Rev. Ken Montgomery, associate pastor of Redeemer Orthodox Presbyterian Church in Dayton, Ohio, USA, writes:
One of the more striking passages to me in the gospel accounts is when our Lord is in a house teaching the crowd around him, and his mother and brothers are standing outside. Someone tells Jesus, “your family is here looking for you, wanting to take you home” — in all probability because they believed “he was out of his mind” and were concerned that the synagogue leaders would seize him unless they stepped in first. Jesus then asks a question that surely flummoxed all those around: “Who are my mother and my brothers?” They must have thought something along the lines of, “This is a rather rude way to treat your family, by not acknowledging their presence!” Christ then proceeds to give an answer that no one could have expected: “Looking about at those who sat about him, he said, ‘Here are my mother and my brothers!
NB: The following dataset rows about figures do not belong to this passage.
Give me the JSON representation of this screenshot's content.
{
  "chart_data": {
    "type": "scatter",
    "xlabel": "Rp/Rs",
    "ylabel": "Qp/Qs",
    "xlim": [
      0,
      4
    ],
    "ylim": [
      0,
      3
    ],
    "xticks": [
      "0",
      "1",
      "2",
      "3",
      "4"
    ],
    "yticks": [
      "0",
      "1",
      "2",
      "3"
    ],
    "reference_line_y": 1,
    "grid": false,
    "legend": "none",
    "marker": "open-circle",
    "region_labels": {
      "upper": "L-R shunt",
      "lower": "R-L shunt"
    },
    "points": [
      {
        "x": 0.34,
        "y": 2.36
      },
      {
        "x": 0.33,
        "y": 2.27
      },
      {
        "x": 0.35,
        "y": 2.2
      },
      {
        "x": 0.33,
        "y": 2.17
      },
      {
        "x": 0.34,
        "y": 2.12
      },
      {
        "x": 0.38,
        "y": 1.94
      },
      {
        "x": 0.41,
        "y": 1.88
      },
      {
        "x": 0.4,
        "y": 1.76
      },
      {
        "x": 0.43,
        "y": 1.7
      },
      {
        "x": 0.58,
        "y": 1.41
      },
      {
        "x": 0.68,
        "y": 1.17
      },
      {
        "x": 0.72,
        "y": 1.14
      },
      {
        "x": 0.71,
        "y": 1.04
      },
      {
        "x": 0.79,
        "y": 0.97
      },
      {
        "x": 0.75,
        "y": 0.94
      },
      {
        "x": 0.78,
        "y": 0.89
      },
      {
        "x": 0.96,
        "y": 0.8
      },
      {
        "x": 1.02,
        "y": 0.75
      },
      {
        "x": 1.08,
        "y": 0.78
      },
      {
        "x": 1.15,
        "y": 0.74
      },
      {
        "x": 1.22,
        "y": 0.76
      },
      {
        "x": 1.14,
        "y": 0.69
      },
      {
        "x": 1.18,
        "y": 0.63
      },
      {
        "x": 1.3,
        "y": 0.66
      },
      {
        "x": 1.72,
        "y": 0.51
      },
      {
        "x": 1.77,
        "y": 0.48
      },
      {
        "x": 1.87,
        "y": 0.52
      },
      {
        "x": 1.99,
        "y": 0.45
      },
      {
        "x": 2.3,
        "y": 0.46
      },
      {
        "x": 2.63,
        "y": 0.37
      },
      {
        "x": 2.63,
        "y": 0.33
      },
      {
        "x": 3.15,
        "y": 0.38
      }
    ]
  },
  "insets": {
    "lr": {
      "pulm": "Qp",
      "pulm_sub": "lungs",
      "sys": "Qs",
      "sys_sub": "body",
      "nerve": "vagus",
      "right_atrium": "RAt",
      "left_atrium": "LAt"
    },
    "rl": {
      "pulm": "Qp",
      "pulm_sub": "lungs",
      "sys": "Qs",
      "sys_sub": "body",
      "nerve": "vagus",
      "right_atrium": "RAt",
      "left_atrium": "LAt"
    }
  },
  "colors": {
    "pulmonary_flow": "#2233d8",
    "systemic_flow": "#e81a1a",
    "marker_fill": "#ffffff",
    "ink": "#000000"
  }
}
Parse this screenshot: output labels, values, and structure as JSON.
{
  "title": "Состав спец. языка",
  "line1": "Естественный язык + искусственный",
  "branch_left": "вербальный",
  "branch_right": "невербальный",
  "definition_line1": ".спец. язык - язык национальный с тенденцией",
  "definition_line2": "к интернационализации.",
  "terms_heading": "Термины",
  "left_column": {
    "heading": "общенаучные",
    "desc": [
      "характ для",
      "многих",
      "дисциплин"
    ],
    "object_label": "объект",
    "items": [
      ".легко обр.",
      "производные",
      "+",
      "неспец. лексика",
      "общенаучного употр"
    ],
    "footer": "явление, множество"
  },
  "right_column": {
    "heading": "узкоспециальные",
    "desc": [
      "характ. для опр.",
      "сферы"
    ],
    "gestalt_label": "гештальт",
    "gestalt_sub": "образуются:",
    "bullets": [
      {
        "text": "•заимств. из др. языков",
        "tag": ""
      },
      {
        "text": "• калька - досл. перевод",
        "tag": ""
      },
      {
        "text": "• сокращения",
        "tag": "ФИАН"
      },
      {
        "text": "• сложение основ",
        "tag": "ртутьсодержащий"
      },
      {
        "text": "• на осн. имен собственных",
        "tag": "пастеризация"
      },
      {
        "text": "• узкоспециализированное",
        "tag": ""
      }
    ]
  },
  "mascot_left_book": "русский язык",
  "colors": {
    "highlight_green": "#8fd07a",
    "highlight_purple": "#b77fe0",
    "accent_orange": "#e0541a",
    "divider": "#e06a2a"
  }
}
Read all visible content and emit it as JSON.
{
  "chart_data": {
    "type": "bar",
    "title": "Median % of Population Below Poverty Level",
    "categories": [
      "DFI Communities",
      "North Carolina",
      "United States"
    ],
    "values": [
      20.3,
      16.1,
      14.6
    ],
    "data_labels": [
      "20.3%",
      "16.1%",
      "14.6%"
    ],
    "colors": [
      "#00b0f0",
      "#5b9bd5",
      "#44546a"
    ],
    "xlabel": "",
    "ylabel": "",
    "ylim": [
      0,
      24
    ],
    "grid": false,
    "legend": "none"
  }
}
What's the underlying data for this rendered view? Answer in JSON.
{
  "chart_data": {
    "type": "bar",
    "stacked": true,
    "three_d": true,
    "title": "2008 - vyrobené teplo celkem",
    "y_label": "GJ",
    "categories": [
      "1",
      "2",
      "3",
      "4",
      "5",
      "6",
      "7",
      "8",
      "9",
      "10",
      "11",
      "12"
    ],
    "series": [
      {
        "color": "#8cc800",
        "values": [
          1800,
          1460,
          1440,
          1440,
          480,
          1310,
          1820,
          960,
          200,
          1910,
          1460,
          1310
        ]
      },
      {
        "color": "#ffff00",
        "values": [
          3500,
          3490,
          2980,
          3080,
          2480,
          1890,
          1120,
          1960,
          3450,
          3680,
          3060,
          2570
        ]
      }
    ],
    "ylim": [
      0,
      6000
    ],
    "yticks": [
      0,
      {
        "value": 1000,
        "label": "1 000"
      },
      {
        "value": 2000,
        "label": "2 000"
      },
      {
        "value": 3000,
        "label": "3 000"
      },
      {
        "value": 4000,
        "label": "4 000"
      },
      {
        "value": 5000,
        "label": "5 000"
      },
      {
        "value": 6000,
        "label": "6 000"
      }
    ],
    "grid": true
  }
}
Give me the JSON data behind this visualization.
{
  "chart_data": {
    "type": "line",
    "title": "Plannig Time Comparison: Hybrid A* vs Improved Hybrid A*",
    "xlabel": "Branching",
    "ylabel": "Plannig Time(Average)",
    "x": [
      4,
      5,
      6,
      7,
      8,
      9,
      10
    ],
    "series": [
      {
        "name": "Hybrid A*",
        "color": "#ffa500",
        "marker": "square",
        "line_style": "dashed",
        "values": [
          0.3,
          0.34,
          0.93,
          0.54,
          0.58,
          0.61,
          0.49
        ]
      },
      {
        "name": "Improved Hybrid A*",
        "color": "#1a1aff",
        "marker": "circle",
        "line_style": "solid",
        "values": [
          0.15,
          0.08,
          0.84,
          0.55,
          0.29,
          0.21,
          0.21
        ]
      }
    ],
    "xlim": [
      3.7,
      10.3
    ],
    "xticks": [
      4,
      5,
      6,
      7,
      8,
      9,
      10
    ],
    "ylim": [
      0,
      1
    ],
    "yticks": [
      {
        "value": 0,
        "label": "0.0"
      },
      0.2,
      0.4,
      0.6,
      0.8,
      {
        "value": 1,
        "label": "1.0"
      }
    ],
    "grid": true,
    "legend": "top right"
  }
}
For whoever does the will of God, he is my brother and sister and mother” (Mark 2:21, 31–35).
What is really quite stunning is the way Jesus redraws family lines in his kingdom. Firstly, with respect to his own relationship to the household of God, he is affirming that he has a closer relationship and commitment to those who share in faith in his Word than with members of his own earthly house. As Hebrews 2:11 says, “For he who sanctifies and those who are sanctified all have one source. That is why he is not ashamed to call them brothers.” Secondly, this Spirit-born and faith-united family is part of the gift given to all disciples of Christ: those who have come with their households, or even those who have been cut off from their earthly families to follow the Lord. As we read in Mark 10:29–30, “Jesus said, ‘Truly, I say to you, there is no one who has left house or brothers or sisters or mother or father or children or lands, for my sake and for the gospel,’ who will not receive a hundredfold now in this time, houses and brothers and sisters and mothers and children and lands, with persecutions, and in the age to come eternal life.”
If we say “Our Father in heaven” we are also acknowledging that as the church he has made us a holy family by his grace. And every time we gather for worship, we are experiencing a “family reunion” of a heavenly kind. What a blessing this is in a world that is full of the sad results stemming from isolation and loneliness. This is one more reason “not to neglect to meet together, as is the habit of some, but encouraging one another, and all the more as you see the Day drawing near” (Heb 10:25). Indeed let us pray that as God’s family we might grow in our eagerness to maintain the unity and peace Christ has secured for us.